Left, PVT-to-VF transition in RyR2/RyR2^R4496C heart (1.8 mmol/L Ca²⁺; 1 mmol/L caffeine). Left, successive epicardial phase maps (10-ms snapshots). Top, Three maps showing a focal discharge during PVT. Middle, Transition from focal discharge (leftmost) to reentry (rightmost) by formation of a wave break (center). Bottom, Drifting rotor maintained VF. Right, ECG (top) and color code for action potential phases.

Figure 6

Effects of chemical ablation of RV endocardium in anesthetized WT and RyR2/RyR2^R4496C mice. A, ECG during SR in WT mouse (top) and ECG during SR after Lugol’s solution injection (bottom). Note RBB block pattern. B, ECG during SR in RyR2/RyR2^R4496C mouse (top), BVT after administration of 120 mg/kg caffeine and 2 mg/kg epinephrine (middle), and Lugol’s solution injection in RV cavity converts BVT to MVT with RBB block (bottom). C, Morphology and width of the QRS complex in baseline (left) and after Lugol (right) in WT and RyR2/RyR2^R4496C mice.

Figure 7

Frequency dependence of DADs and TA. A, WT Purkinje cell driven by trains of 20 pulses at 1, 5, 10 Hz at baseline (A1 to A3) and during 30 nmol/L isoproterenol superfusion (A4 to A6).

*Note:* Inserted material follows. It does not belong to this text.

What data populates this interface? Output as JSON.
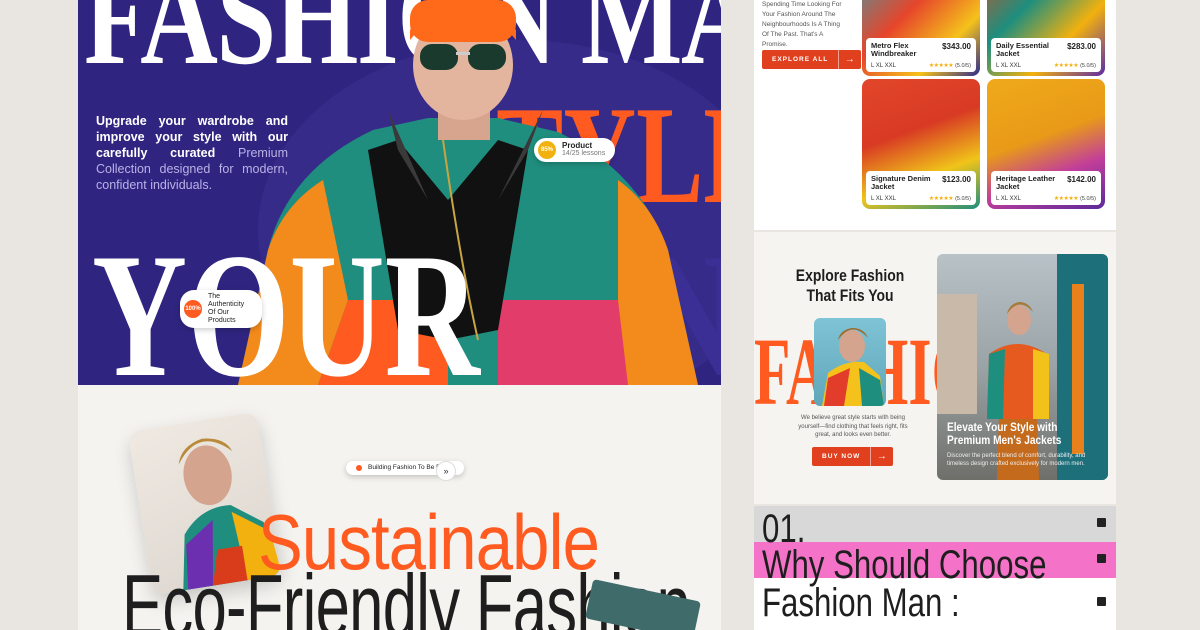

B, Two different RyR2/RyR2^R4496C Purkinje cells (B1 and B2; B3 and B4) subjected to the same protocol. DADs and TA were elicited in RyR2/RyR2^R4496C already at baseline (B1 to B3). In the presence of isoproterenol (30 nmol/L), trains of stimuli (5 Hz) generated long episodes of sustained TA.

Figure 8

DAD amplitude vs CI in Purkinje cells from RyR2/RyR2^R4496C (○) (5 mice) and WT (●) (5 mice) at 10 Hz. The RyR2/RyR2^R4496C data are in the absence of isoproterenol. The WT data are in the presence of 30 nmol/L isoproterenol.